Minjie Zhu1, Aditya Jhajharia1, and Dirk Mayer1
1Diagnostic Radiology & Nuclear Medicine, University of Maryland Baltimore, Baltimore, MD, United States
Synopsis
Dynamic metabolic imaging was used to investigate the origin of the
lactate signal in rat brain after injection with hyperpolarized (HP) [1-13C] pyruvate.

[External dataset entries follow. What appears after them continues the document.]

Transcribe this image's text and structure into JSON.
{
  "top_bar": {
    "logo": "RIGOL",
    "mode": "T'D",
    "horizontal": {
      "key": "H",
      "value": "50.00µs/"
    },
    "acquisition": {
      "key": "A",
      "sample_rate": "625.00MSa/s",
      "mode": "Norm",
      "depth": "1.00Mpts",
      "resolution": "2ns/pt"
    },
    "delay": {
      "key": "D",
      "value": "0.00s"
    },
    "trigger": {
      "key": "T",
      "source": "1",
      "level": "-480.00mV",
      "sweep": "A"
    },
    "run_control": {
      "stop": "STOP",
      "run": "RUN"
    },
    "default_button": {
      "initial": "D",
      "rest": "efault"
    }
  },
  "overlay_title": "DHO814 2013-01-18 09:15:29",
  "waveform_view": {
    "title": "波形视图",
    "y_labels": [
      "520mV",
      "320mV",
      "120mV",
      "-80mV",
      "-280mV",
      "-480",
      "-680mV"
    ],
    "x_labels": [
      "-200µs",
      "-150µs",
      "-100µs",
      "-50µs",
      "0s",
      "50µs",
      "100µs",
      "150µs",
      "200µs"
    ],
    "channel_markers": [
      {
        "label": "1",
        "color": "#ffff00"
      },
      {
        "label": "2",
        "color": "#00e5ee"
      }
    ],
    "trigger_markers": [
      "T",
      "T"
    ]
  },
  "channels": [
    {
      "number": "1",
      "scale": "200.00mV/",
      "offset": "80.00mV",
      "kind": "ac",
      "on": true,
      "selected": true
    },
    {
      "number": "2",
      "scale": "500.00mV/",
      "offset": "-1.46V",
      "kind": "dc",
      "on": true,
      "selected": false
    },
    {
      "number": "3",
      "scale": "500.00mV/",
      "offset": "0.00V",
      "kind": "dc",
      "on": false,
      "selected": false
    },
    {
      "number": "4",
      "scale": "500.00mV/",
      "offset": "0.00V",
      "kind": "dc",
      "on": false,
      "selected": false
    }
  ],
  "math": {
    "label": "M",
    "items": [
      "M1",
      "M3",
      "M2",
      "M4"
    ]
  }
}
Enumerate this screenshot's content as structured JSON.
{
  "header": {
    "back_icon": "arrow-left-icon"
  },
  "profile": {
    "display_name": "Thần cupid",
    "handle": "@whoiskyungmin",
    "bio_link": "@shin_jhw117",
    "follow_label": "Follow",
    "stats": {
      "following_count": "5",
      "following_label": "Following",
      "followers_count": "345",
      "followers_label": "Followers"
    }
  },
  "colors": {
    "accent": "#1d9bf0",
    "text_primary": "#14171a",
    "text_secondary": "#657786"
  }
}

In order to suppress signal with vascular components, we applied a bipolar gradient pulse
with different duration prior to data acquisition. The presented results provide further evidence that transport of HP
pyruvate into the brain and its subsequent conversion to lactate is limited by
blood-brain barrier transport and that the majority of the HP lactate observed
in brain was indeed produced there.
Introduction
Metabolic imaging of hyperpolarized
(HP) 13C-pyruvate has been applied in multiple rodent studies to investigate brain
metabolism in healthy animals1-5 and disease models such as brain
tumor6-11, traumatic brain injury12,13, and
neuroinflammation14. A recent report by Miller et al.15 concluded: “earlier reports of whole-brain metabolism in anesthetized animals may
be confounded by partial volume effects and not informative enough for translational
studies” after the authors did not observe HP 13C-lactate in the brain of
healthy rats or in normal-appearing brain tissue of animals with brain tumors.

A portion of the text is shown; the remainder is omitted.